Privately owned Prodigy is under no obligation to release membership and financial statistics. Industry analysts say Prodigy's membership claim is vastly overstated and estimate the number may be 30 to 40 percent lower.
Industry research firms estimate the service's rolls to be closer to 600,000 to 700,000. That number is also crucial to the company's hope to attract more advertising as a source of revenue: The more subscribers it has, the more it can charge for its ads.
The issue is of paramount importance for the company, which must rely increasingly on such revenues to help subsidize the service's $19.95 flat-rate monthly charge, the industry's going rate.
With financial and competitive pressures continuing to squeeze its business, Internet analysts wonder whether Prodigy can really make a go of it in the international market, particularly in places as unpredictable as China.

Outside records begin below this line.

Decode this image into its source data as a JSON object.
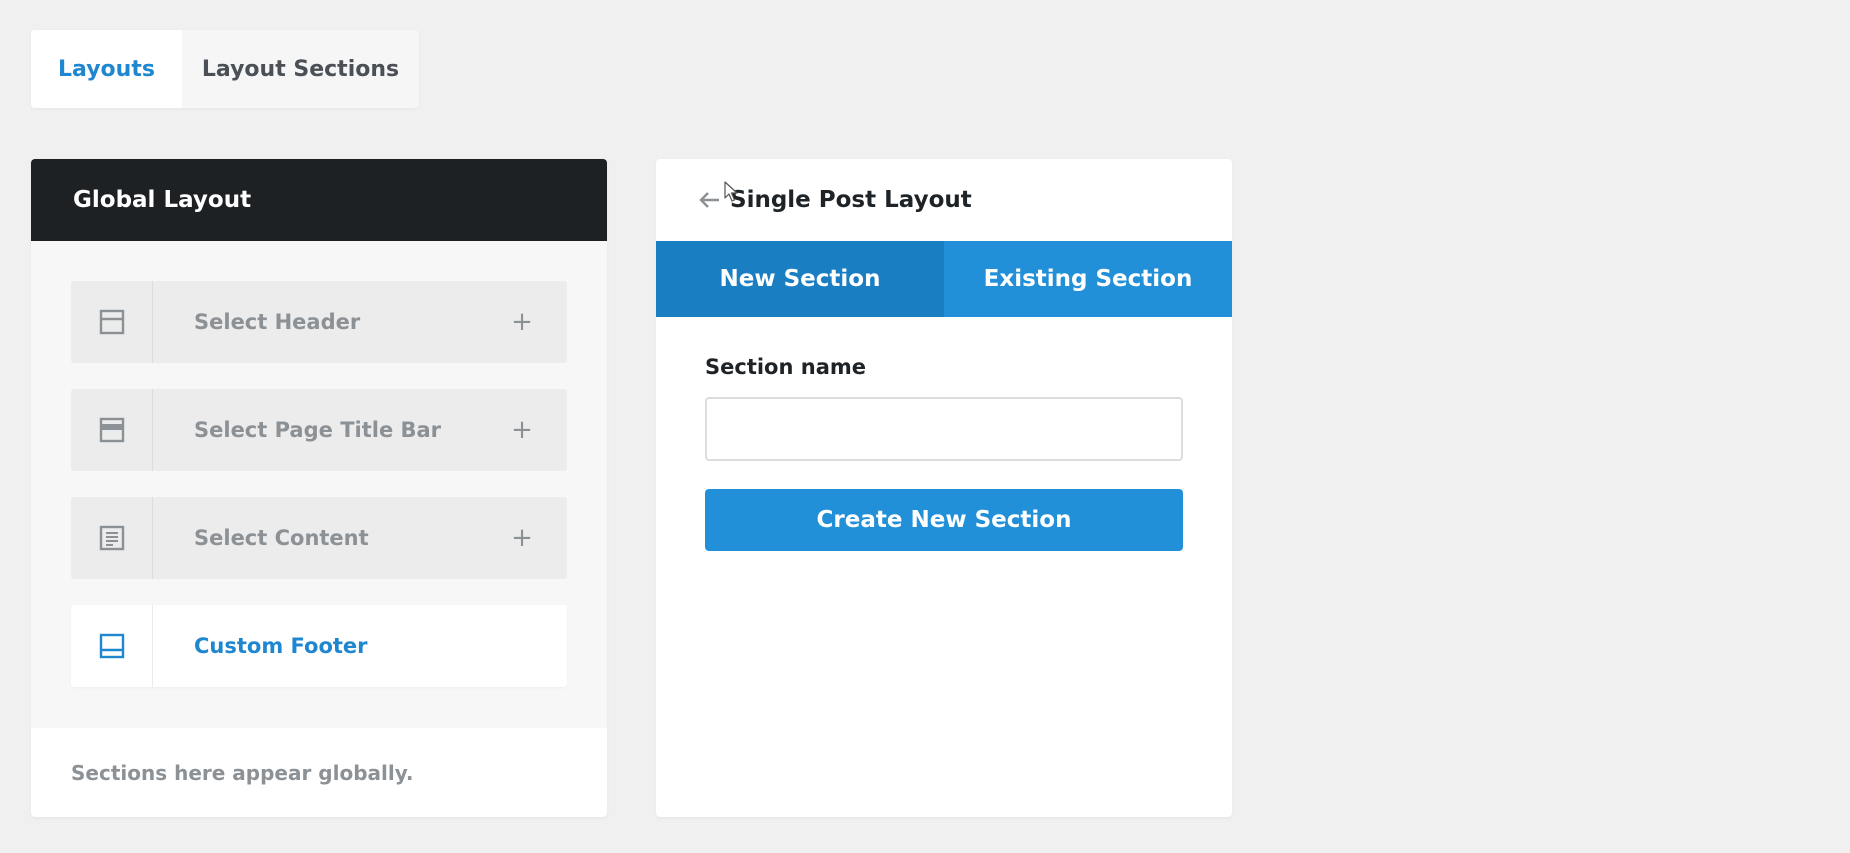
{
  "top_tabs": {
    "layouts": "Layouts",
    "layout_sections": "Layout Sections"
  },
  "global_layout": {
    "title": "Global Layout",
    "slots": [
      {
        "label": "Select Header",
        "icon": "header-layout-icon",
        "action": "+"
      },
      {
        "label": "Select Page Title Bar",
        "icon": "page-title-bar-icon",
        "action": "+"
      },
      {
        "label": "Select Content",
        "icon": "content-layout-icon",
        "action": "+"
      },
      {
        "label": "Custom Footer",
        "icon": "footer-layout-icon"
      }
    ],
    "footer_note": "Sections here appear globally."
  },
  "single_post_layout": {
    "title": "Single Post Layout",
    "tabs": {
      "new": "New Section",
      "existing": "Existing Section"
    },
    "form": {
      "label": "Section name",
      "value": "",
      "placeholder": "",
      "button": "Create New Section"
    }
  },
  "colors": {
    "accent": "#1f87cf",
    "dark_header": "#1d2124",
    "tab_active": "#1a7ec2",
    "tab_inactive": "#2290d8",
    "muted_text": "#8c9196",
    "background": "#f0f0f0"
  }
}
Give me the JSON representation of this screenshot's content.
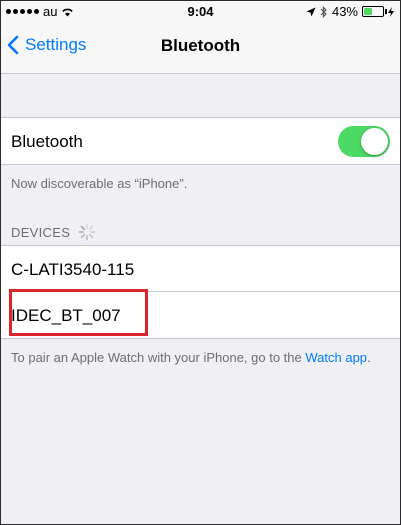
{
  "status_bar": {
    "carrier": "au",
    "time": "9:04",
    "battery": "43%",
    "battery_level": 0.43,
    "battery_color": "#4cd964"
  },
  "nav": {
    "back_label": "Settings",
    "title": "Bluetooth"
  },
  "bluetooth_cell": {
    "label": "Bluetooth",
    "enabled": true
  },
  "discoverable_text": "Now discoverable as “iPhone”.",
  "devices_header": "DEVICES",
  "devices": [
    {
      "name": "C-LATI3540-115"
    },
    {
      "name": "IDEC_BT_007"
    }
  ],
  "pair_text": {
    "prefix": "To pair an Apple Watch with your iPhone, go to the",
    "link": "Watch app",
    "suffix": "."
  },
  "colors": {
    "accent": "#007aff",
    "toggle_on": "#4cd964",
    "highlight": "#d9262c"
  }
}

"China is a very strange place to do business," Benjamin said. "We have some people who work for us in Beijing, and it was hard to even get on the phone. Any online service will have trouble getting off the ground in China."
And Erhens doesn't rule out the possibility that Prodigy's rivals will enter the Chinese market and others that it has targeted. AOL, AT&T, and others may actually profit from any early successes by Prodigy, overtaking its share with far more resources, as they have in the United States.
But DeLacey said he is particularly optimistic about the China venture because he had established business contacts there from previous positions with other companies, including International Wireless. As a result, he also seems confident that he will be able to negotiate the sensitive terrain of policymaking in Beijing, which has taken one of the most draconian approaches toward the Internet of all foreign governments.
"We're taking a pragmatic view: We have complied and cooperated with the government, ensuring content blocking as best we can," DeLacey said. "The Internet is the most powerful communications vehicle to come down the pike in years, and it's more positive for China to participate in it than not."
Reporters Suzanne Galante and Jane Black contributed to this report.